Mail-Merge SQL Data into DOCX & PDF in DuckDB

A Query.Farm VGI worker for DuckDB.

Mail-Merge SQL Data into DOCX & PDF in DuckDB

vgi-docgen · a Query.Farm VGI worker · powered by docxtpl

A VGI worker that brings mail-merge at scale from SQL to DuckDB: merge query data into DOCX templates to produce filled documents — invoices, contracts, statements, letters — each returned as a BLOB. It is the inverse of vgi-tika / vgi-pdf: those pull text/structure out of documents; this fills documents up.

Backed by docxtpl (Jinja2-style {{ placeholders }} and {% for %} loops over python-docx, both LGPL/MIT) and docxcompose (BSD) for the merge. PDF output is optional and uses headless LibreOffice if present.

INSTALL vgi FROM community; LOAD vgi;
ATTACH 'docgen' (TYPE vgi, LOCATION 'uv run docgen_worker.py');

-- One rendered DOCX per row (scalar): template + a STRUCT of row data -> BLOB
SELECT docgen.docgen_render('invoice.docx', {customer: name, total: amount})
FROM invoices;

-- Inline template bytes work too (BLOB template instead of a path)
SELECT docgen.docgen_render(tpl.bytes, {customer: name})
FROM letters, templates AS tpl;

-- Opt into PDF (3rd positional arg; requires headless LibreOffice on PATH)
SELECT docgen.docgen_render('invoice.docx', {total: amount}, true) FROM invoices;

-- Many rows -> ONE merged document (buffering): template as a NAMED arg
SELECT doc FROM docgen.docgen_merge(
    (SELECT customer, total FROM invoices),
    template := 'invoice.docx');

Functions

function	kind	signature	returns
`docgen_render(template, data)`	scalar	template `VARCHAR` path or `BLOB` bytes; `data` a `STRUCT`	rendered `.docx` `BLOB` (NULL on failure)
`docgen_render(template, data, pdf)`	scalar	+ `pdf BOOLEAN`	`.docx` or `.pdf` `BLOB` (NULL if PDF requested but LibreOffice absent)
`docgen_merge(rel, template[, pdf])`	table (buffering)	`rel` a `(SELECT …)`; `template := 'path'` named; `pdf := true` named	one-row `doc BLOB` — all rows merged into a single document

`docgen_render` — one document per row (scalar)

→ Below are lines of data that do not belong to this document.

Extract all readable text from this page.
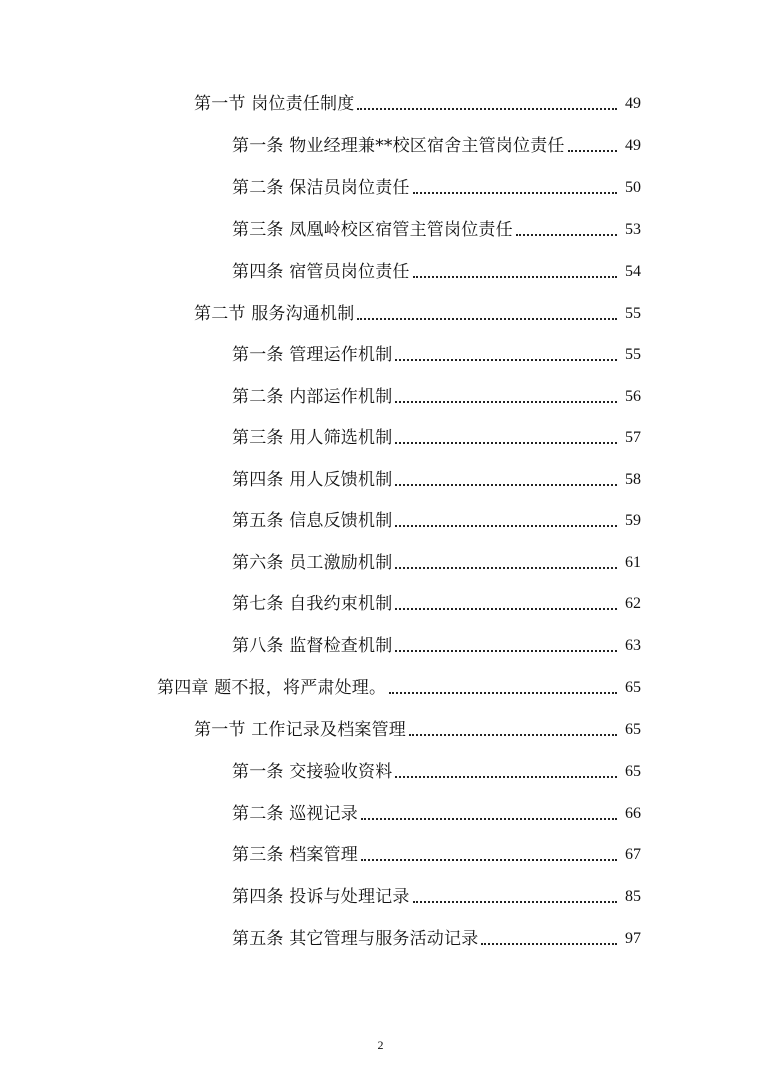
第一节 岗位责任制度	49
第一条 物业经理兼**校区宿舍主管岗位责任	49
第二条 保洁员岗位责任	50
第三条 凤凰岭校区宿管主管岗位责任	53
第四条 宿管员岗位责任	54
第二节 服务沟通机制	55
第一条 管理运作机制	55
第二条 内部运作机制	56
第三条 用人筛选机制	57
第四条 用人反馈机制	58
第五条 信息反馈机制	59
第六条 员工激励机制	61
第七条 自我约束机制	62
第八条 监督检查机制	63
第四章 题不报，将严肃处理。	65
第一节 工作记录及档案管理	65
第一条 交接验收资料	65
第二条 巡视记录	66
第三条 档案管理	67
第四条 投诉与处理记录	85
第五条 其它管理与服务活动记录	97
2
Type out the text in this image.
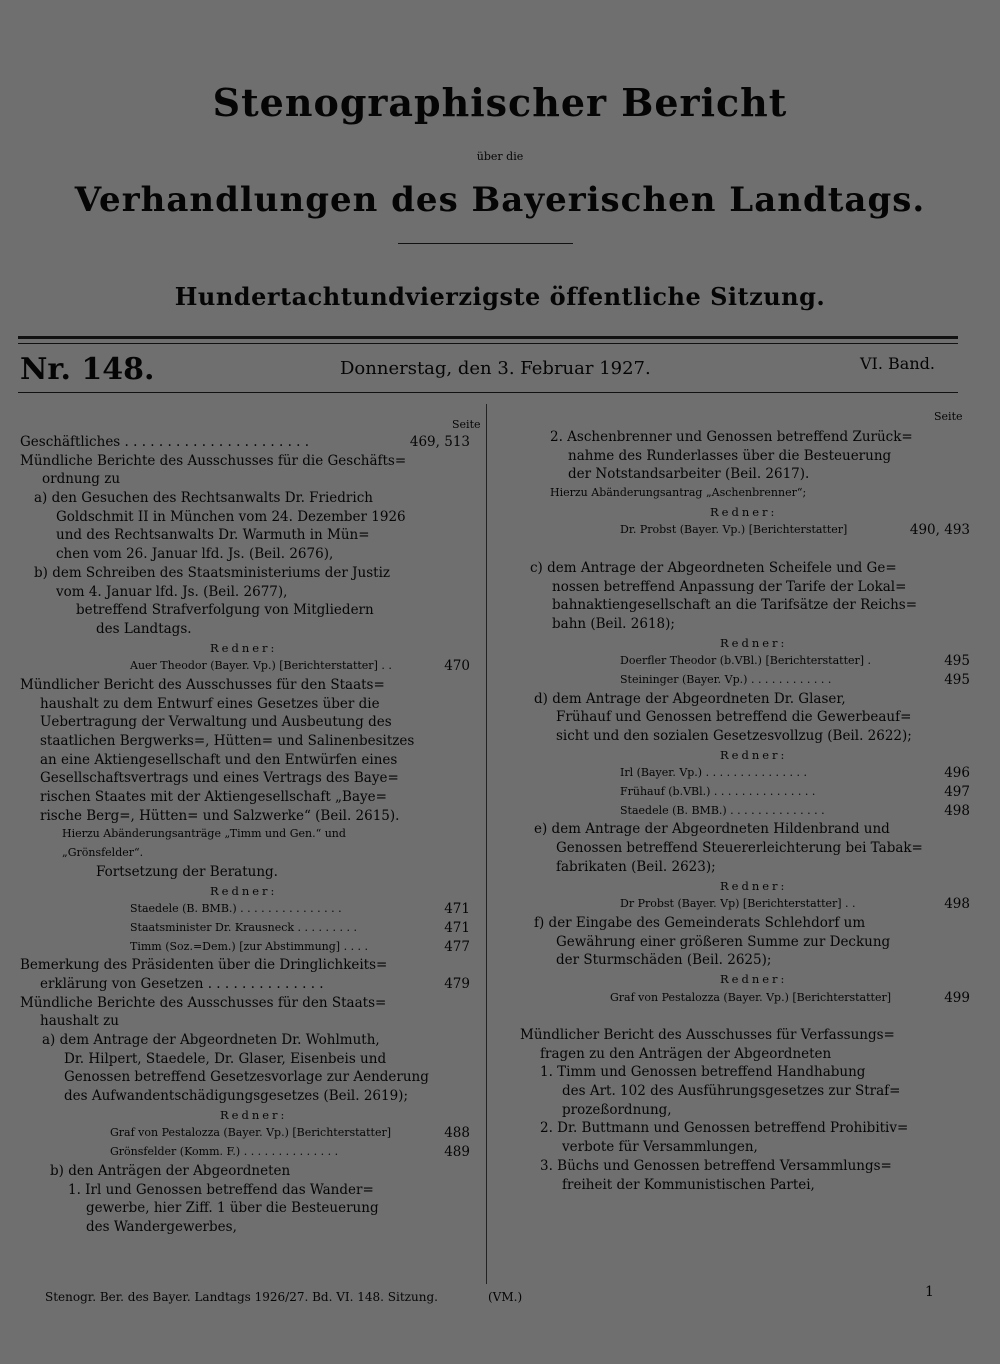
Stenographischer Bericht
über die
Verhandlungen des Bayerischen Landtags.
Hundertachtundvierzigste öffentliche Sitzung.
Nr. 148.	Donnerstag, den 3. Februar 1927.	VI. Band.
Seite
Geschäftliches . . . . . . . . . . . . . . . . . . . . . .	469, 513
Mündliche Berichte des Ausschusses für die Geschäfts=
ordnung zu
a) den Gesuchen des Rechtsanwalts Dr. Friedrich
Goldschmit II in München vom 24. Dezember 1926
und des Rechtsanwalts Dr. Warmuth in Mün=
chen vom 26. Januar lfd. Js. (Beil. 2676),
b) dem Schreiben des Staatsministeriums der Justiz
vom 4. Januar lfd. Js. (Beil. 2677),
betreffend Strafverfolgung von Mitgliedern
des Landtags.
Redner:
Auer Theodor (Bayer. Vp.) [Berichterstatter] . .	470
Mündlicher Bericht des Ausschusses für den Staats=
haushalt zu dem Entwurf eines Gesetzes über die
Uebertragung der Verwaltung und Ausbeutung des
staatlichen Bergwerks=, Hütten= und Salinenbesitzes
an eine Aktiengesellschaft und den Entwürfen eines
Gesellschaftsvertrags und eines Vertrags des Baye=
rischen Staates mit der Aktiengesellschaft „Baye=
rische Berg=, Hütten= und Salzwerke“ (Beil. 2615).
Hierzu Abänderungsanträge „Timm und Gen.“ und
„Grönsfelder“.
Fortsetzung der Beratung.
Redner:
Staedele (B. BMB.) . . . . . . . . . . . . . . .	471
Staatsminister Dr. Krausneck . . . . . . . . .	471
Timm (Soz.=Dem.) [zur Abstimmung] . . . .	477
Bemerkung des Präsidenten über die Dringlichkeits=
erklärung von Gesetzen . . . . . . . . . . . . . .	479
Mündliche Berichte des Ausschusses für den Staats=
haushalt zu
a) dem Antrage der Abgeordneten Dr. Wohlmuth,
Dr. Hilpert, Staedele, Dr. Glaser, Eisenbeis und
Genossen betreffend Gesetzesvorlage zur Aenderung
des Aufwandentschädigungsgesetzes (Beil. 2619);
Redner:
Graf von Pestalozza (Bayer. Vp.) [Berichterstatter]	488
Grönsfelder (Komm. F.) . . . . . . . . . . . . . .	489
b) den Anträgen der Abgeordneten
1. Irl und Genossen betreffend das Wander=
gewerbe, hier Ziff. 1 über die Besteuerung
des Wandergewerbes,
Seite
2. Aschenbrenner und Genossen betreffend Zurück=
nahme des Runderlasses über die Besteuerung
der Notstandsarbeiter (Beil. 2617).
Hierzu Abänderungsantrag „Aschenbrenner“;
Redner:
Dr. Probst (Bayer. Vp.) [Berichterstatter]	490, 493
c) dem Antrage der Abgeordneten Scheifele und Ge=
nossen betreffend Anpassung der Tarife der Lokal=
bahnaktiengesellschaft an die Tarifsätze der Reichs=
bahn (Beil. 2618);
Redner:
Doerfler Theodor (b.VBl.) [Berichterstatter] .	495
Steininger (Bayer. Vp.) . . . . . . . . . . . .	495
d) dem Antrage der Abgeordneten Dr. Glaser,
Frühauf und Genossen betreffend die Gewerbeauf=
sicht und den sozialen Gesetzesvollzug (Beil. 2622);
Redner:
Irl (Bayer. Vp.) . . . . . . . . . . . . . . .	496
Frühauf (b.VBl.) . . . . . . . . . . . . . . .	497
Staedele (B. BMB.) . . . . . . . . . . . . . .	498
e) dem Antrage der Abgeordneten Hildenbrand und
Genossen betreffend Steuererleichterung bei Tabak=
fabrikaten (Beil. 2623);
Redner:
Dr Probst (Bayer. Vp) [Berichterstatter] . .	498
f) der Eingabe des Gemeinderats Schlehdorf um
Gewährung einer größeren Summe zur Deckung
der Sturmschäden (Beil. 2625);
Redner:
Graf von Pestalozza (Bayer. Vp.) [Berichterstatter]	499
Mündlicher Bericht des Ausschusses für Verfassungs=
fragen zu den Anträgen der Abgeordneten
1. Timm und Genossen betreffend Handhabung
des Art. 102 des Ausführungsgesetzes zur Straf=
prozeßordnung,
2. Dr. Buttmann und Genossen betreffend Prohibitiv=
verbote für Versammlungen,
3. Büchs und Genossen betreffend Versammlungs=
freiheit der Kommunistischen Partei,
Stenogr. Ber. des Bayer. Landtags 1926/27. Bd. VI. 148. Sitzung.	(VM.)	1
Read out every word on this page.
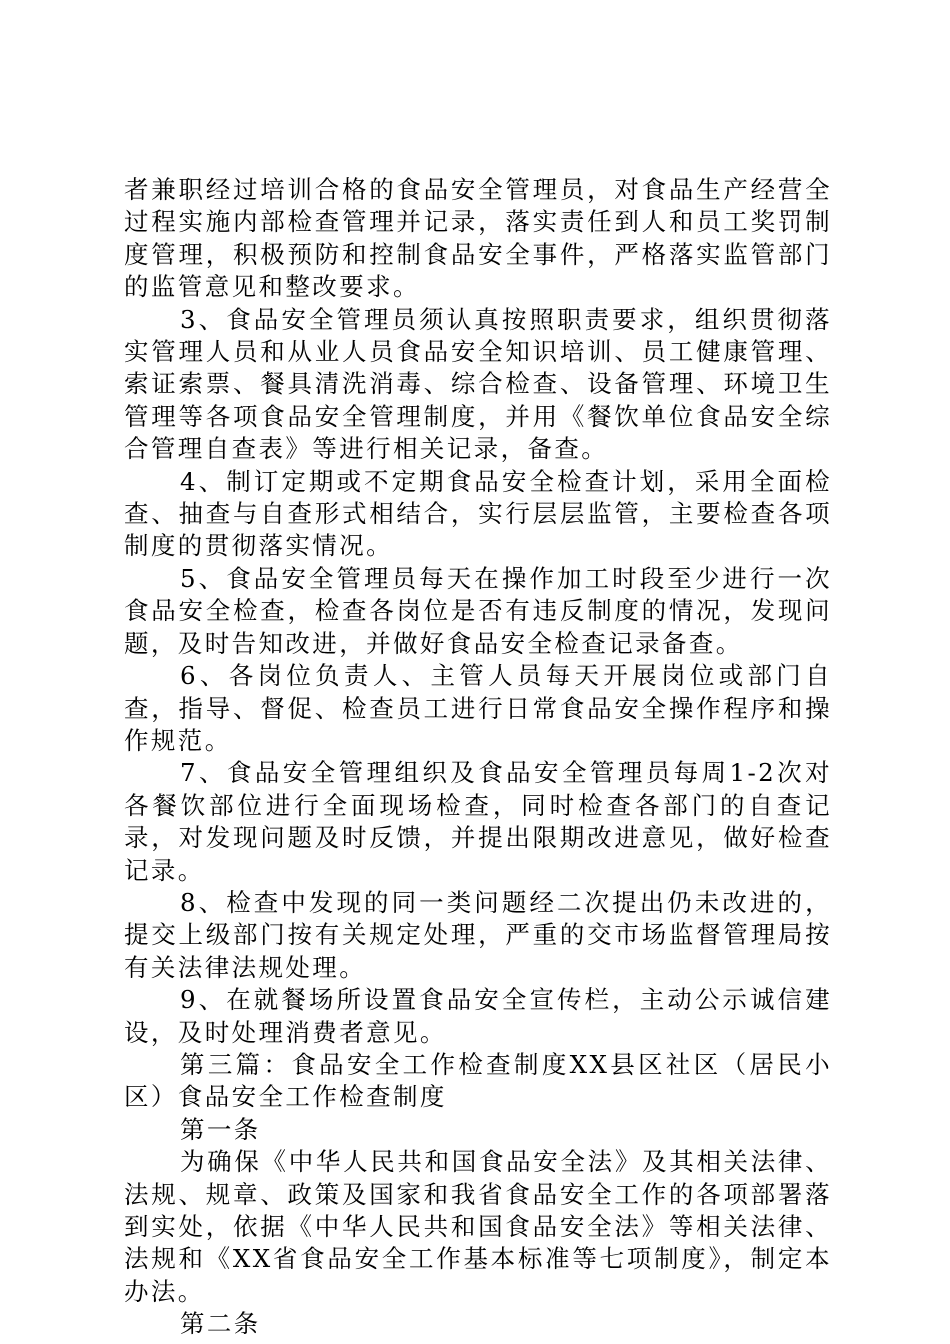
者兼职经过培训合格的食品安全管理员，对食品生产经营全过程实施内部检查管理并记录，落实责任到人和员工奖罚制度管理，积极预防和控制食品安全事件，严格落实监管部门的监管意见和整改要求。

3、食品安全管理员须认真按照职责要求，组织贯彻落实管理人员和从业人员食品安全知识培训、员工健康管理、索证索票、餐具清洗消毒、综合检查、设备管理、环境卫生管理等各项食品安全管理制度，并用《餐饮单位食品安全综合管理自查表》等进行相关记录，备查。

4、制订定期或不定期食品安全检查计划，采用全面检查、抽查与自查形式相结合，实行层层监管，主要检查各项制度的贯彻落实情况。

5、食品安全管理员每天在操作加工时段至少进行一次食品安全检查，检查各岗位是否有违反制度的情况，发现问题，及时告知改进，并做好食品安全检查记录备查。

6、各岗位负责人、主管人员每天开展岗位或部门自查，指导、督促、检查员工进行日常食品安全操作程序和操作规范。

7、食品安全管理组织及食品安全管理员每周1-2次对各餐饮部位进行全面现场检查，同时检查各部门的自查记录，对发现问题及时反馈，并提出限期改进意见，做好检查记录。

8、检查中发现的同一类问题经二次提出仍未改进的，提交上级部门按有关规定处理，严重的交市场监督管理局按有关法律法规处理。

9、在就餐场所设置食品安全宣传栏，主动公示诚信建设，及时处理消费者意见。

第三篇：食品安全工作检查制度XX县区社区（居民小区）食品安全工作检查制度

第一条

为确保《中华人民共和国食品安全法》及其相关法律、法规、规章、政策及国家和我省食品安全工作的各项部署落到实处，依据《中华人民共和国食品安全法》等相关法律、法规和《XX省食品安全工作基本标准等七项制度》，制定本办法。

第二条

A true DuckDB scalar, so it composes in any projection. Arguments are positional only (scalar functions do not support name := value):

template — a VARCHAR path (resolved directly, then under $VGI_DOCGEN_TEMPLATES) or a BLOB of raw .docx bytes. These are two overloads sharing the name, resolved by argument type.
data — an arbitrary STRUCT. Every field becomes a Jinja2 variable in the template ({{ field }}); nested STRUCT/LIST data drives {% for %} loops and tables. Build it inline with {a: x, b: y} or struct_pack(a := x).
pdf (optional) — BOOLEAN; true converts to PDF via LibreOffice.

`docgen_merge` — many rows into one document (buffering)

The mail-merge path: renders the template once per input row and concatenates the results into a single merged .docx (a page break between rows), returned as one BLOB. Because it must see every row first, it is a buffering (Sink/finalize) table function: the relation is the positional (SELECT …), and the template (and optional pdf) are named args (table functions support name := value). Every relation column is available to the template by name.

Templates

Path — 'invoice.docx'. Resolved relative to the worker's working directory, then under $VGI_DOCGEN_TEMPLATES if set, so you can keep a shared templates directory and reference bare names.
Inline bytes — pass a BLOB column of raw .docx bytes (e.g. a templates table). Lets templates live in DuckDB itself.

Templates are ordinary .docx files authored in Word/LibreOffice with docxtpl tags: {{ customer }}, {% for item in items %} … {% endfor %}, {%tr %} for table-row loops, etc.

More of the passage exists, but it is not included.